In this way, technology has allowed the company to keep up with consumer demand and trends in ways that simply weren’t achievable before. Improving and developing new products and supplying them in a timely fashion helps meet consumer needs, and is the first step to gaining their business, and, ultimately, their loyalty.

Meaningful conversations
Beyond the basic requirements of meeting demand for products, retailers and brands also have to evolve how they’re engaging with their consumers. The old world of interruptive advertising has changed. These days, reaching customers is more about starting a conversation:

“Millennials don’t want relationships with brands,” says Edoardo Zegna, Head of Omnichannel, Content and Innovation, Ermengildo Zegna. “They want brands to strengthen relationships with their friends.”

In Zegna’s words, the old days of brands broadcasting to the masses, are over. Nobody is listening any more, unless the content is relevant to them. Networks, people, word of mouth – these are new kings of brand awareness. Striving to organically reach audiences, is a more natural, effective way of getting your message heard, without coming across as false third-party entity.

Utilising the power of Influencers, for example, can allow brands to become part of people’s experiences and discussions, without the brazenness of cramming adverts into their lives.
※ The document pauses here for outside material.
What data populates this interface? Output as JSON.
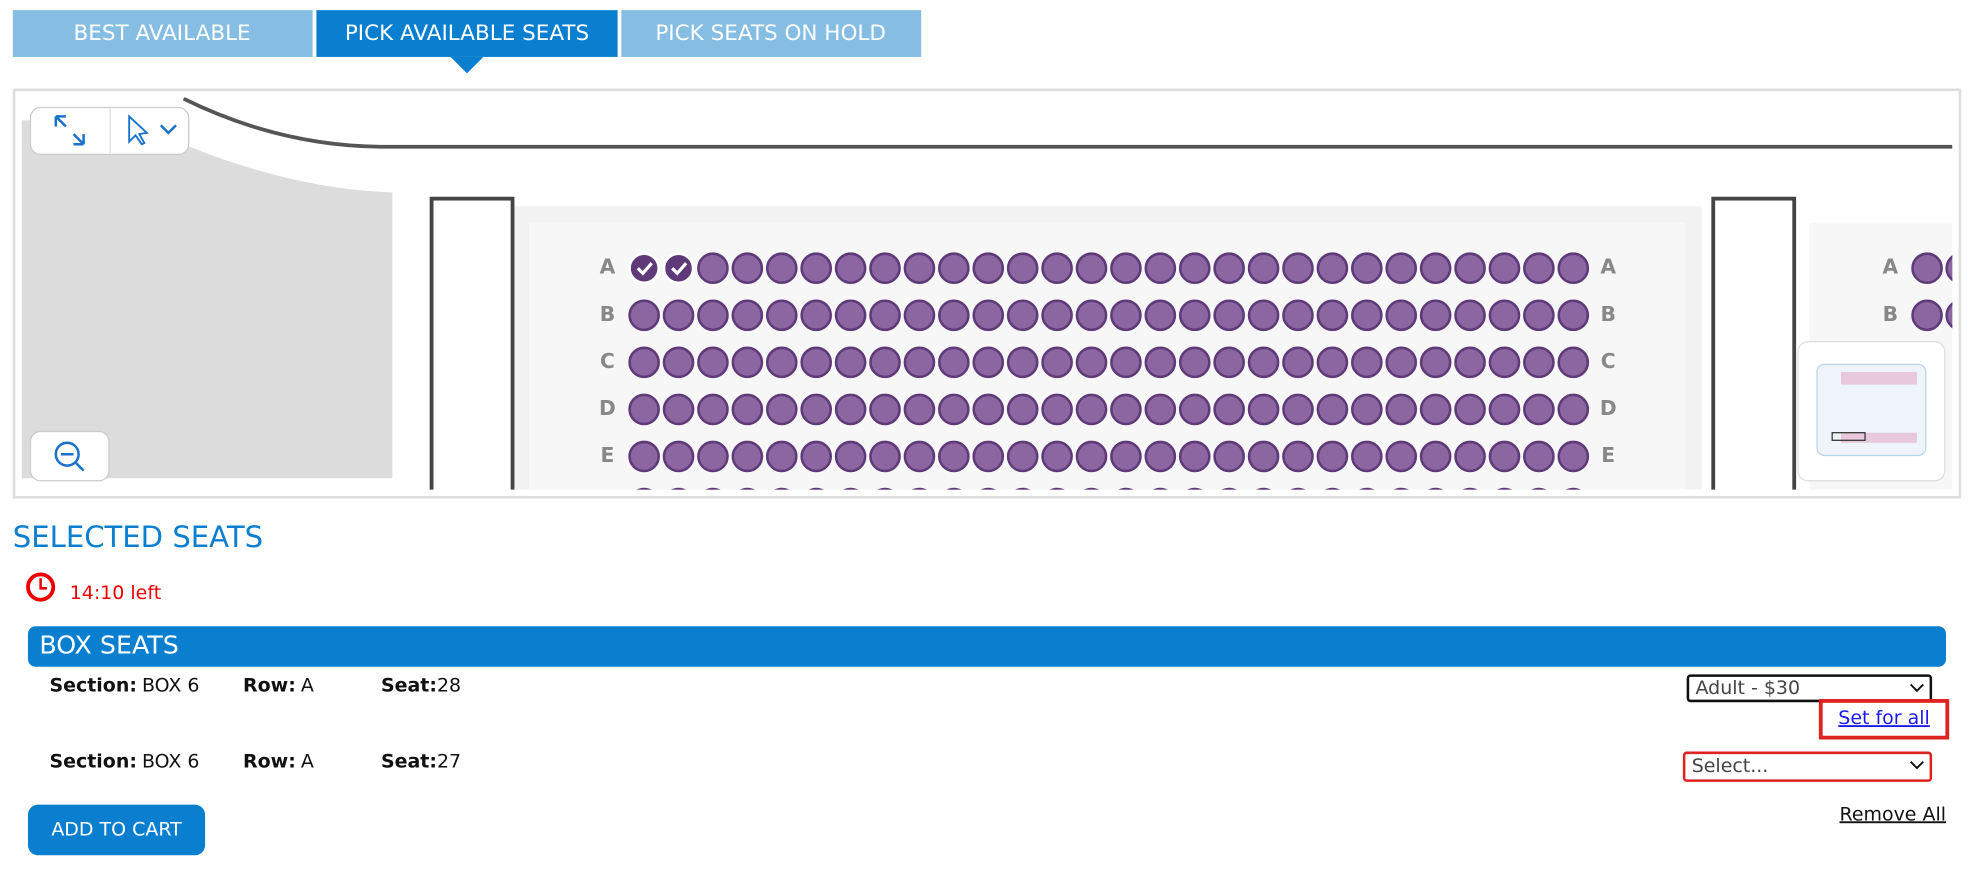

Followers of influencers often feel a more personal connection with them. It’s much easier to relate to someone you admire posting, for example, a video of them shopping or trying out new headphones, than the official, polished marketing-run account of a huge company.
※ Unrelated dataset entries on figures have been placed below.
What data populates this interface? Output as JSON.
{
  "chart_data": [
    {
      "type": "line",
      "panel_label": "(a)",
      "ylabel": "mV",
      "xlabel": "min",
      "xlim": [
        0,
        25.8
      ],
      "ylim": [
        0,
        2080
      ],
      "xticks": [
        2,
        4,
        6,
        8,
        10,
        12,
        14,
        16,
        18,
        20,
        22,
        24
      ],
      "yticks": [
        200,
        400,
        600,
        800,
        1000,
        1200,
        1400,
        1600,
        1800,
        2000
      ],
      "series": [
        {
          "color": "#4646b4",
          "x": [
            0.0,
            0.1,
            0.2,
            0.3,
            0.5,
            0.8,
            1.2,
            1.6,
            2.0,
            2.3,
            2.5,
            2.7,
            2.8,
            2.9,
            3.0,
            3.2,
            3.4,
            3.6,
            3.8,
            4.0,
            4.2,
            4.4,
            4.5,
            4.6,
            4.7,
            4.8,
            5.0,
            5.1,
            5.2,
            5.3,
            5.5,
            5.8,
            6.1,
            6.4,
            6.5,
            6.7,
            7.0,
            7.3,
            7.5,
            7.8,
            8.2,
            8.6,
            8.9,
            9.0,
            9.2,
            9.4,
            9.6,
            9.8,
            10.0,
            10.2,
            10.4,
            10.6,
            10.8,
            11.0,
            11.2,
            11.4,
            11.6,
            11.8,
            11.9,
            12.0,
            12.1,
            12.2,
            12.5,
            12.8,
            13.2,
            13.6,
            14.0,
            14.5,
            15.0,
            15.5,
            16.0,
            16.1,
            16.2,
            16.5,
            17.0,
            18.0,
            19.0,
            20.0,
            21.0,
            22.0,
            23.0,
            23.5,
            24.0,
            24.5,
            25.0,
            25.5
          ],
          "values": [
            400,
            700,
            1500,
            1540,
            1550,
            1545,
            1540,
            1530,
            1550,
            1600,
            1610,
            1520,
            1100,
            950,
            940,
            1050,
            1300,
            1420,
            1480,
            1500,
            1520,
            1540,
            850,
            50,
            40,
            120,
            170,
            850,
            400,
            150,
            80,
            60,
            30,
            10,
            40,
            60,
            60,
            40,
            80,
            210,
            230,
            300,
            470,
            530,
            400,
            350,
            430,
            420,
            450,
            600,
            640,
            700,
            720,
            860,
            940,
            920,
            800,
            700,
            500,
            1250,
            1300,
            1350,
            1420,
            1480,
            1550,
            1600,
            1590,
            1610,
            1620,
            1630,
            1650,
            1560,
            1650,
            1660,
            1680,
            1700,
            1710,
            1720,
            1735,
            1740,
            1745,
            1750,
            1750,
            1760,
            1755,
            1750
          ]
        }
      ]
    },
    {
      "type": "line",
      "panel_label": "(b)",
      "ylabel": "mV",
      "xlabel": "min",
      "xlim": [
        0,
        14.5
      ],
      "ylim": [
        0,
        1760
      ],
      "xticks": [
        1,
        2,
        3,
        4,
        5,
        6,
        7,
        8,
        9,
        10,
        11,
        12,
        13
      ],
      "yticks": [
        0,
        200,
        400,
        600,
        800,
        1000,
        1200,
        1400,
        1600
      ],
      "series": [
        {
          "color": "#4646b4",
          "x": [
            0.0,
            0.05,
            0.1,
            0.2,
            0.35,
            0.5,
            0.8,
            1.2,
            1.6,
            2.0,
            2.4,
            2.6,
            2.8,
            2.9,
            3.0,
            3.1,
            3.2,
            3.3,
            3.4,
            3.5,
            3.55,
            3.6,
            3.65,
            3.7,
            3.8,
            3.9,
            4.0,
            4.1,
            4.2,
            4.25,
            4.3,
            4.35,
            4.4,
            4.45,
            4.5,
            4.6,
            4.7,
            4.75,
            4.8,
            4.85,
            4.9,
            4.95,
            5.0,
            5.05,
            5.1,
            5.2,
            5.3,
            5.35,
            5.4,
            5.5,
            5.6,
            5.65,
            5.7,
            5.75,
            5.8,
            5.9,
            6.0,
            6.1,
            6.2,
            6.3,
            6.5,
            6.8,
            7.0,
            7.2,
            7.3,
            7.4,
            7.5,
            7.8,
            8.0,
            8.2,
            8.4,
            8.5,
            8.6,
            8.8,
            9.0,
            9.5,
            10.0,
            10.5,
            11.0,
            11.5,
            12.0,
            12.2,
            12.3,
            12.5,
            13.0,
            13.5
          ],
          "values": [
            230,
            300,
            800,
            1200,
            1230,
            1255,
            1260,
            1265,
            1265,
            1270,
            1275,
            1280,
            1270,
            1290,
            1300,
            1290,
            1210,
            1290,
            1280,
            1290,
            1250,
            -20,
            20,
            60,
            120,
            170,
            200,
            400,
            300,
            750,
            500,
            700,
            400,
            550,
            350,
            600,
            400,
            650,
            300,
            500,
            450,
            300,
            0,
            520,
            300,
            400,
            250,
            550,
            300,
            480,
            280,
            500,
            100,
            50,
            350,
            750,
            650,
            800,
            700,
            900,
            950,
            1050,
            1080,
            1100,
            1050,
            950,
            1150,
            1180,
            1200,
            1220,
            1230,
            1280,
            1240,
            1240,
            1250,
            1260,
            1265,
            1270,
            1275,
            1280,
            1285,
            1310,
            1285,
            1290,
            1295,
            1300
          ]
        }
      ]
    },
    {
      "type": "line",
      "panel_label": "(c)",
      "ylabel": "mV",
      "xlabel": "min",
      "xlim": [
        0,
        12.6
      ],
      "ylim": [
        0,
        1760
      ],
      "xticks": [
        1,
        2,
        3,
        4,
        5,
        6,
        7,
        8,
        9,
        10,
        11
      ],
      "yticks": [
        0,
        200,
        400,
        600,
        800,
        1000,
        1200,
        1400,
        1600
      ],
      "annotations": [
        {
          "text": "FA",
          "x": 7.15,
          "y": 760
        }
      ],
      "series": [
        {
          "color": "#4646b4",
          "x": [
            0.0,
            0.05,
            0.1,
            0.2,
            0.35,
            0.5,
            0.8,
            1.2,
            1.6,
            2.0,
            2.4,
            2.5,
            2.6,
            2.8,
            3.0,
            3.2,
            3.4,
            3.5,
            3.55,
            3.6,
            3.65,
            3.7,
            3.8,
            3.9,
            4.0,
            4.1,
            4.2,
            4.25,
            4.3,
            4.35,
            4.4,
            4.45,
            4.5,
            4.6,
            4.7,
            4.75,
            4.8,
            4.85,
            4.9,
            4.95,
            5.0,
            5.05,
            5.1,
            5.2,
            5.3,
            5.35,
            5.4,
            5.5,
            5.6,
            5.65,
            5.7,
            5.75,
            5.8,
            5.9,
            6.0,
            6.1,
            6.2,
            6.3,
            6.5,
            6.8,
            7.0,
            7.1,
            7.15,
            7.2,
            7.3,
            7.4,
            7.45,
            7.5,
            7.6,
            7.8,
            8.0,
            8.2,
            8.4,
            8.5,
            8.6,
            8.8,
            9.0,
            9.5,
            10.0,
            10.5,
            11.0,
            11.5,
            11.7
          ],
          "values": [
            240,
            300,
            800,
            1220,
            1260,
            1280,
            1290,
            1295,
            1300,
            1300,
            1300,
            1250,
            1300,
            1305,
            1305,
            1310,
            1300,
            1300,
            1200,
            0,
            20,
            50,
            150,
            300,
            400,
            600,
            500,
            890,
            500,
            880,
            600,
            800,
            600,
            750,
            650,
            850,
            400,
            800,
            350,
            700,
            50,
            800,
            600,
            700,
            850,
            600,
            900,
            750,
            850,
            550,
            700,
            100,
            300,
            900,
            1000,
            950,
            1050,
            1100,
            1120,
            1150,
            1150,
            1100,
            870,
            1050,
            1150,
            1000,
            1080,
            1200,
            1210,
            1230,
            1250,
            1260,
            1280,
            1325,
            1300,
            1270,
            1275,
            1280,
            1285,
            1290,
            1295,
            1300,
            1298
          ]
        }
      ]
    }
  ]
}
“By strengthening relationships between friends and adding values to these networks, it in turn makes them love the brand while driving incremental sales,” Zegna concludes.

 

Made for you
Think back to the last time someone bought you a gift that was personalised in some way. It more than likely held a special place in your heart, making for a more memorable gift. Tapping into this emotion is another key ingredient for retailers and brands to include in their strategy.
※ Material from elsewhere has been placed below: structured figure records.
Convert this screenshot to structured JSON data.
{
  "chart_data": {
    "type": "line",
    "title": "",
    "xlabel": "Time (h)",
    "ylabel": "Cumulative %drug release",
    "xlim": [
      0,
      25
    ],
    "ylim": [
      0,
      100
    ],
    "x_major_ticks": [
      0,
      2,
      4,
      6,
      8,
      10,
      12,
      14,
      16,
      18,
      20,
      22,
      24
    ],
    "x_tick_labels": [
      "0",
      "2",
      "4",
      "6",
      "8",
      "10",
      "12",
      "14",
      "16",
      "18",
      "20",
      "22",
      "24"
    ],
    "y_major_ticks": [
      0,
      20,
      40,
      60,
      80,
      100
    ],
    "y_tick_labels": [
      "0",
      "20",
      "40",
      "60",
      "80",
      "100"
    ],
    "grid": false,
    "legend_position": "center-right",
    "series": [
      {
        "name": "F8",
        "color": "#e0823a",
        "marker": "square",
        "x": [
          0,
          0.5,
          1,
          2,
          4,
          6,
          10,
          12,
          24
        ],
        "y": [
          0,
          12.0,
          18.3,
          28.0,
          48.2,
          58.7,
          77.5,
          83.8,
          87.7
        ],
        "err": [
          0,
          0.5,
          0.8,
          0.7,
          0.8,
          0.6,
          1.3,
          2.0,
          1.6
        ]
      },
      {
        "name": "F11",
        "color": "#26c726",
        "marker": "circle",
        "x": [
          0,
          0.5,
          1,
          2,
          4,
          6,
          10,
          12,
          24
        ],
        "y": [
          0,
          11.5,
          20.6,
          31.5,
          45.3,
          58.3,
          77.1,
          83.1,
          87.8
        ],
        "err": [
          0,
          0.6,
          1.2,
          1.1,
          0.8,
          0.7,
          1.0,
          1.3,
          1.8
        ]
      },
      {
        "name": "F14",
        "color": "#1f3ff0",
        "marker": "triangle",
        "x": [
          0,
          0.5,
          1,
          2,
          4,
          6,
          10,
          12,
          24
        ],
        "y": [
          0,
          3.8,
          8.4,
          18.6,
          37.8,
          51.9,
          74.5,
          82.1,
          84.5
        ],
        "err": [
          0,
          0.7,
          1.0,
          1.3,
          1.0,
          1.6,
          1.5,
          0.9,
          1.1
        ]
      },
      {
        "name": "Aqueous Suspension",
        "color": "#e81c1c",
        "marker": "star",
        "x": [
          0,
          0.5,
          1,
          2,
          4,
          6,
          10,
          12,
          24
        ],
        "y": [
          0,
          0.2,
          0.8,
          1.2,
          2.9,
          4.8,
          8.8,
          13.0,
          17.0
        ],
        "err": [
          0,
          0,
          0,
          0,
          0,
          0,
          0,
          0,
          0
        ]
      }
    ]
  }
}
Take L’Oréal’s innovative custom-made foundation technology, for example. Using a colorimeter to scan an individual’s face, an on-site machine at a retailer can quickly and automatically create a blend of foundation that is precisely matched to the customer’s skin tone. The end result is a brand that harbours a much stronger, more memorable connection with the customer.

Technology can invoke reactions of joy which are extraordinarily powerful and memorable

Matthew Drinkwater, Director of the London College of Fashion’s Innovation Agency, strongly believes that these emotional connections are powerful forces:

“Using technology, we genuinely believe there can be a new future for fashion and retail, and experimentation is really important. Technology can invoke reactions that are extraordinarily powerful and memorable.”

Drinkwater gives the example of people viewing 3D virtual models in their surrounding environment with HoloLens for the first time, and how their engagement and enthusiasm is immediately apparent.

Working with Microsoft, the London College of Fashion also created a custom curriculum for an incubator designed to explore new ways of working with technology in the fashion industry, to find new opportunities. One of the groups, SmartSigns, created interactive displays powered by computer vision to identify a customer‘s style, suggesting local shops and similar styles available in the immediate vicinity.

In the world of luxury goods and fashion, all of these factors – the ability to predict and meet demand, engage on a more personal level, and emotionally connect with personalised experiences – combined, can make for a very powerful strategy. When you make customers feel like VIPs, the benefits for brands, retailers (and of course, the customers themselves,) is apparent. We are all consumers, after all, and we all want to feel special.